All cards on the table

Now that the Chinese have been reeled into the stewardship of Enemalta, we demand full transparency on this deal.

Cartoon by Mark Scicluna
Cartoon by Mark Scicluna

News that the government has signed a memorandum of understanding with China to buy a minority shareholding in Malta's only energy provider has understandably been met with scepticism and concern.

Some of this concern may be justified, some may not, but at a glance the initiative as a whole does seem to be shrouded in excessive mystery, given the sensitivity of the implications.

Besides, the deal in itself has also exposed a deep-seated malaise afflicting Malta's political establishment as a whole. The fact that it had to be a socialist government to enter into this agreement may appear logical, given the close ties forged with China by the late Dom Mintoff in the 1970s. But much has changed since those times, not least, the political alignment of China itself in its dealings with the rest of the world.

The Asian superpower may well espouse communism as its official modus operandi, but the country has also undeniably transformed into a fiercely consumerist society with a keen appetite for foreign goods: a far cry from the protectionist empire of Mintoff's time, as conceived by Chairman Mao.

Above all, China is known to be eyeing Europe's energy sector as a potential market for its own exports. It therefore remains to be seen whether the acquisition of a stake in Enemalta represents a first step towards a larger presence in the European energy market.

From this perspective, Malta looks from the outside to be toying with a possible change of its internal energy strategy - from a jealously guarded State-controlled monopoly to a gradual release of control by the State in favour of private, multinational ownership.

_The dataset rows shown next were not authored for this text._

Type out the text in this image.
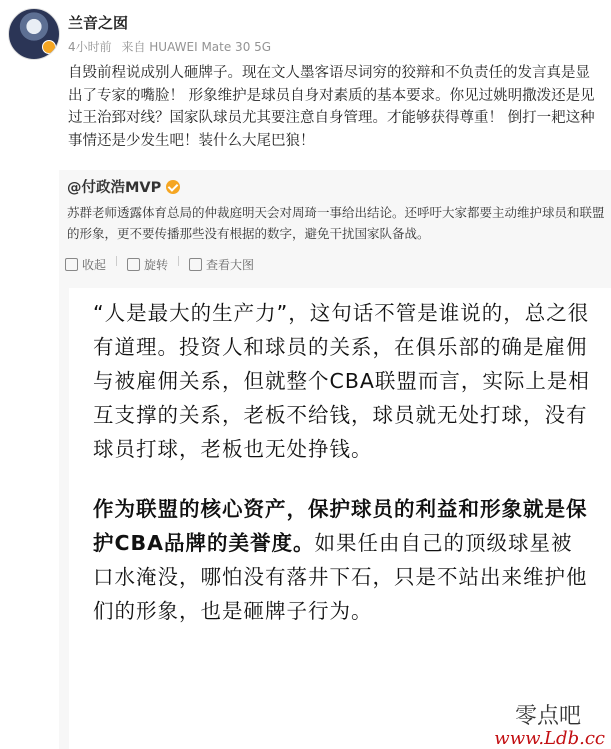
兰音之囡
4小时前 来自 HUAWEI Mate 30 5G
自毁前程说成别人砸牌子。现在文人墨客语尽词穷的狡辩和不负责任的发言真是显出了专家的嘴脸！ 形象维护是球员自身对素质的基本要求。你见过姚明撒泼还是见过王治郅对线？国家队球员尤其要注意自身管理。才能够获得尊重！ 倒打一耙这种事情还是少发生吧！装什么大尾巴狼！
@付政浩MVP
苏群老师透露体育总局的仲裁庭明天会对周琦一事给出结论。还呼吁大家都要主动维护球员和联盟的形象，更不要传播那些没有根据的数字，避免干扰国家队备战。
收起	旋转	查看大图

“人是最大的生产力”，这句话不管是谁说的，总之很有道理。投资人和球员的关系，在俱乐部的确是雇佣与被雇佣关系，但就整个CBA联盟而言，实际上是相互支撑的关系，老板不给钱，球员就无处打球，没有球员打球，老板也无处挣钱。

作为联盟的核心资产，保护球员的利益和形象就是保护CBA品牌的美誉度。如果任由自己的顶级球星被口水淹没，哪怕没有落井下石，只是不站出来维护他们的形象，也是砸牌子行为。

零点吧
www.Ldb.cc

Nothing particularly wrong with the model in itself: it is in fact how the rest of Europe's energy sectors tend to be administered. But there are well-known geographical constraints that have to be taken into account, constraints which have allowed Malta to successfully defend a State energy monopoly that would otherwise run counter to the free market economy model favoured by the EU.

Hence the paradox: as things have turned out, it is now the socialist government led by Joseph Muscat that is taking steps, however cautious, to dismantle this same State energy monopoly. And it is the traditionally centre-right Nationalist Party that openly questions the wisdom of 'privatising essential services', having apparently forgotten its own efforts in much the same direction carried out only a few years ago.

After all, it was a Nationalist government that privatised the distribution of LPG gas in Malta, among other services which can realistically be described as 'essential'. It was also the PN which privatised the airport - including the runway, an all-important strategic asset which is now in a private company's hands.

Likewise Labour vehemently complained in the past each time the Nationalist administration resorted to 'selling the family silver' to meet its financial requirements.

But the malaise runs deeper than a mere case of political schizophrenia. Throughout Malta's on-and-off love affair with privatisation, the justification (if any were needed) for each individual sale of a national asset has always been overshadowed by forces outside any government's immediate control: namely, government debt.

The same consideration raises particular concerns over the memorandum of understanding with China. It is an open secret that Enemalta has incurred a debt of over €800 million, and that this same debt lies at the heart of the constant threat of infringement procedures imposed by the EU.

From this angle, one might be tempted to argue that any deal, with any country, that can alleviate this apparently irresolvable financial burden should be welcomed with open arms. But there is a danger to that argument. Taken to its logical conclusion, it undermines Malta's energy sovereignty and places the country directly at the mercy of foreign aid for its very survival.

Then as now, there may even be foreign policy implications to a deal with China (or other international partners, if it ever comes to that). When a country finds itself over-reliant on foreign investment to meet its most basic needs, it runs the risk of losing sovereignty over its pronouncements on the international stage. Will Malta be able to speak freely on such issues as Tibet or Taiwan, with an as-yet-undetermined stake in its only energy company owned by China?

Ultimately, however, the reason why this deal has been met with justifiable concern is that we have simply been given too few details to form a reasoned opinion. Considering that an agreement of such sensitivity has already been signed on the dotted line, it is simply inconceivable that the details are being withheld from the Maltese taxpayer, who remains the most important stakeholder in all such decisions.

It is incumbent on the administration to be fully transparent regarding any commitments undertaken in this sector - especially when one considers that any deal signed today will bind not only the present government, but future ones too.

One therefore expects the MoU to be tabled in Parliament no sooner than the House reconvenes at the end of this month.